A
PARTIDA
Nazarethe Fonseca
Pedro
realmente ia partir, a mala estava pronta. Em seu olhar havia
o vazio de quem olha sem nada ver, ou, pelo menos, tenta ignorar
o outro. Recolhia seus livros e deixava as recordações que
juntos viveram. Dora, sentada à beira da cama, nada mais significava.

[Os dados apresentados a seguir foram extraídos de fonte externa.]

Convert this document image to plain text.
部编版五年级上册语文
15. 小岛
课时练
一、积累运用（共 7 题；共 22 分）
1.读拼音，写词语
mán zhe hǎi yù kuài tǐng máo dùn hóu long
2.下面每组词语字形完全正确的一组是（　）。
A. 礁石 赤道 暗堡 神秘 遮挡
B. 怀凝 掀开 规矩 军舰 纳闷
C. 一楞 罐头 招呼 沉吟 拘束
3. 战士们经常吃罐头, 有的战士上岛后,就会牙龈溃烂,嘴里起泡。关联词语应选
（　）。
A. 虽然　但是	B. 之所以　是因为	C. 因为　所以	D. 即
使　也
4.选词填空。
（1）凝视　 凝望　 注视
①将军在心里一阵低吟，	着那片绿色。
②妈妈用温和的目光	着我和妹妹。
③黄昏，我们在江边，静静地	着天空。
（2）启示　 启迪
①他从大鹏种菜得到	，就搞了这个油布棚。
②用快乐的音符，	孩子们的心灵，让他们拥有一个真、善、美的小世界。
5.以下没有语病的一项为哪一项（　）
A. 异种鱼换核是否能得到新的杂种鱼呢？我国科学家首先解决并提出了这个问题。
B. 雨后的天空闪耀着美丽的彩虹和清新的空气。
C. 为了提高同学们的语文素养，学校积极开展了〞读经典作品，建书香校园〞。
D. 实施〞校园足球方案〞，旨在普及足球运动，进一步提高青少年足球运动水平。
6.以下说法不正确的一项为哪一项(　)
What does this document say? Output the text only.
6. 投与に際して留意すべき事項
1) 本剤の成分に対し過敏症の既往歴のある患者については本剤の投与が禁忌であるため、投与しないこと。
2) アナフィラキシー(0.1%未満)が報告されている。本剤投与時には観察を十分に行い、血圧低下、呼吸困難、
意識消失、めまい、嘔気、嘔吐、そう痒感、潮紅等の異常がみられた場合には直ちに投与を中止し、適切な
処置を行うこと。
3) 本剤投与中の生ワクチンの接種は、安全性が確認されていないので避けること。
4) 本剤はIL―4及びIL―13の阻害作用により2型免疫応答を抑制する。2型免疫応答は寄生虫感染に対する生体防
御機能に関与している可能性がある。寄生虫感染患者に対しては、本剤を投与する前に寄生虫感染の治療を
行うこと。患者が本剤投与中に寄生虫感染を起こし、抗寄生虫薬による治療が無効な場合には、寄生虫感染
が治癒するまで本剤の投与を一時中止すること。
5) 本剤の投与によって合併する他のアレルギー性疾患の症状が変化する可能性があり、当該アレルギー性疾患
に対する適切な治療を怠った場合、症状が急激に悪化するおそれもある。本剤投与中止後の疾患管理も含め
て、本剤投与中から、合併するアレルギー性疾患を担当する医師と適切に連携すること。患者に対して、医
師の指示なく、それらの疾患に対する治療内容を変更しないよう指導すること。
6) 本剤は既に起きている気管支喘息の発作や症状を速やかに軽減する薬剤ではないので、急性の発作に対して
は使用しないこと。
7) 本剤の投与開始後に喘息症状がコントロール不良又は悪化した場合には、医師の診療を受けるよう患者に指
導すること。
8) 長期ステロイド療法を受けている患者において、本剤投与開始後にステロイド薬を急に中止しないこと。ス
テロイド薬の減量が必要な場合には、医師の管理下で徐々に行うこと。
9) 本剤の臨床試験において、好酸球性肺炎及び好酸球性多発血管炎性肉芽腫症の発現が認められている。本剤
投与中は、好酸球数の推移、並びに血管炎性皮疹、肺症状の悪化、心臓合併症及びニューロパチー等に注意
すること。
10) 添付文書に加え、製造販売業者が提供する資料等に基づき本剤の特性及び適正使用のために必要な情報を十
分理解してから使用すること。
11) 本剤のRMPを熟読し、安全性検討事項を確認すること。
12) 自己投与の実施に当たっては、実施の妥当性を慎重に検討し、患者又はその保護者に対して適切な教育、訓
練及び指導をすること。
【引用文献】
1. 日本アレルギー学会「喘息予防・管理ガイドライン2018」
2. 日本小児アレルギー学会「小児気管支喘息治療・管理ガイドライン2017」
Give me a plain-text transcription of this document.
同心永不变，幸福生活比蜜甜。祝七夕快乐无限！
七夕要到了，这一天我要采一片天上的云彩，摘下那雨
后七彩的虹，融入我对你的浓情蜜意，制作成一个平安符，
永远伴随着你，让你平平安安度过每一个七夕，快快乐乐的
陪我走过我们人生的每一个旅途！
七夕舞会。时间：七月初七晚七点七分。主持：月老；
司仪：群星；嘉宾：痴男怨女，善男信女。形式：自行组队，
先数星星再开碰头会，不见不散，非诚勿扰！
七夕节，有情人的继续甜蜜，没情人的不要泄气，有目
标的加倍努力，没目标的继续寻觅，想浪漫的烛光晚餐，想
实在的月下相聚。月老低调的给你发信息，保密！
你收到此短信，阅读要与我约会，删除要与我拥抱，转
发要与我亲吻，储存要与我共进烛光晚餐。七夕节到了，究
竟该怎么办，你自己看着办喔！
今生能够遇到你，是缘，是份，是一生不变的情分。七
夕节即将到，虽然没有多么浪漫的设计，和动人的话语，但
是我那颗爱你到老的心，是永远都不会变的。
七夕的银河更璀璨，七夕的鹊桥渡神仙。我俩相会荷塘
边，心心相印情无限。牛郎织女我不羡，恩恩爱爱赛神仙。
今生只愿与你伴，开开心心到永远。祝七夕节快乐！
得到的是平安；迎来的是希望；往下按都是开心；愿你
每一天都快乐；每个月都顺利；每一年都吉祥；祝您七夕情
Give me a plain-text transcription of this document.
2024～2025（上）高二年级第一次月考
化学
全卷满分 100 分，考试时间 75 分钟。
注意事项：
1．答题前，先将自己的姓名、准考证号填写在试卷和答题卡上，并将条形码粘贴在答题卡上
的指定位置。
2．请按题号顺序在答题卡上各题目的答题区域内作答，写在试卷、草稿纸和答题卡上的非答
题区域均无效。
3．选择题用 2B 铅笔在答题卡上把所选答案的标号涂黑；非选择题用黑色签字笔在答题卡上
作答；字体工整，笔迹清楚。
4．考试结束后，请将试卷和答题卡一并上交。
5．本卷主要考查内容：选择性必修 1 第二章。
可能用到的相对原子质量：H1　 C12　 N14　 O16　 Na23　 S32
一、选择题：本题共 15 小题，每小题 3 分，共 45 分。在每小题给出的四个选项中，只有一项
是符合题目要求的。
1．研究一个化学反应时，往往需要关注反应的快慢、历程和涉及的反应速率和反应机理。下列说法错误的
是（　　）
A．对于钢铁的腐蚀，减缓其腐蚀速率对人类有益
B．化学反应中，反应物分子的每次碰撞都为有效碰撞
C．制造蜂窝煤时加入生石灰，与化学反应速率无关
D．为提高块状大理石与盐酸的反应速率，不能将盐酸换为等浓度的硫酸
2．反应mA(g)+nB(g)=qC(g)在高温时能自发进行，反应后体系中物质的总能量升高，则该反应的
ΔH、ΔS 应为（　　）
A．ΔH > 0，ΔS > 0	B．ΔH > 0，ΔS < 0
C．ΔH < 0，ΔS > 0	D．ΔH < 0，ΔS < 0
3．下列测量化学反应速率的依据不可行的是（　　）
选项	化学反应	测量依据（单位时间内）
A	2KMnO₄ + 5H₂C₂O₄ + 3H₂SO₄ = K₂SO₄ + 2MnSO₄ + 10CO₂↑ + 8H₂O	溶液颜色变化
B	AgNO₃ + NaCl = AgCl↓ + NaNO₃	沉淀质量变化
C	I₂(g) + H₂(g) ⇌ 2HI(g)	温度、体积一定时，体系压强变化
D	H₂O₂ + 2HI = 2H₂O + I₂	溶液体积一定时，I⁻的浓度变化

Ela lembrava dor e tempo perdidos num passado, que logo esqueceria
nos braços da nova amada. Uma mancha no canto de seu olho,
algo que desprezou. Havia um brilho de recomeço, a estranha
sensação de quem diz: "Dessa vez será melhor". O futuro lhe
sorria e as lágrimas dela nada significavam; seus pedidos,
suas súplicas. Ele só via o seu futuro. Passado, lembranças,
era somente o que restaria para a ex-mulher. A cama onde tantas
vezes fizeram amor, os travesseiros, o banheiro, a mesa de
café onde tantas vezes riram e brigaram por um sentimento,
um círculo de ouro jogado no chão do quarto com desprezo e
nojo.
Sala,
quarto, escritório. Ele corria contra o tempo, e a esposa
contra um amor não correspondido. Onde estavam as promessas,
as palavras carinhosas? Dora abriu a gaveta, puxou a arma
e o esperou calmamente. Se Deus os uniu, que os recebesse
em seus braços agora. Pedro não esperava, a surpresa quase
o matou de susto, soltou a mala e ainda debochou. Havia se
esquecido da arma. Dora riu amarga, e em suas últimas palavras,
um "Eu te amo". Dois disparos e o silêncio.
Um
sonho, uma ilusão. Balançou a cabeça para vê-lo terminar a
mala e, cansada de esconder a verdade, falou sem medo:
__Estou
grávida.
Ele
parou com a mala nas mãos e ficou por algum tempo no meio
do quarto. Durante cinco anos de casamento sempre quiseram
ter filhos, mas nunca acontecia. E por que agora, quando nada
mais significava? Abraçado à mala, sentou na cama e ficou
assim por quase meia hora. Pensava, lembrava de seu tempo
de infância. Pegou o telefone e diante de Dora dispensou a
amante. Ele levou uma semana para que esta entendesse, que
ele ia ficar com a esposa, agora grávida. Claro, a amante
fez escândalo, ligou muitas vezes, mas Pedro não atendia ao
telefone, só Dora. Ele morreu para ela. A casa estava silenciosa,
um casal perdido dentro de sua agonia, uma criança sendo gerada
e o olhar vidrado do pai.
Pedro
não desfez a mala, apenas ia tirando as roupas de dentro dela
à medida que precisava e a fechava com uma expressão rígida
na face. O guarda-roupa continuava vazio.Era um homem de princípios,
não ia abandonar um filho no mundo! Pensava na criança. No
que iria sofrer, sem ter a figura do pai para lhe proteger
do mundo, como um dia ele mesmo foi desprotegido. Graças a
um trauma de infância, ficou ao lado da esposa, mesmo não
a amando. Ainda era jovem, poderia suportar algum tempo até
que a criança crescesse um pouco. O corpo ficou, mas a alma
não, ela estava muito longe.
Dora
fingia o tempo todo, era como se ele nunca houvesse lançado
a aliança sobre ela e lhe dito coisas tão odiosas. O viu com
prazer procurar a aliança, pôr no dedo. Pedro ficou
muito caseiro e sequer falava com os amigos, estava o tempo
todo ao lado da mulher. Parecia evitar o mundo. Além do portão
de madeira, só havia problemas e tentações. Mudou bastante,
não falava muito e até comia seu bolo de milho sem reclamar.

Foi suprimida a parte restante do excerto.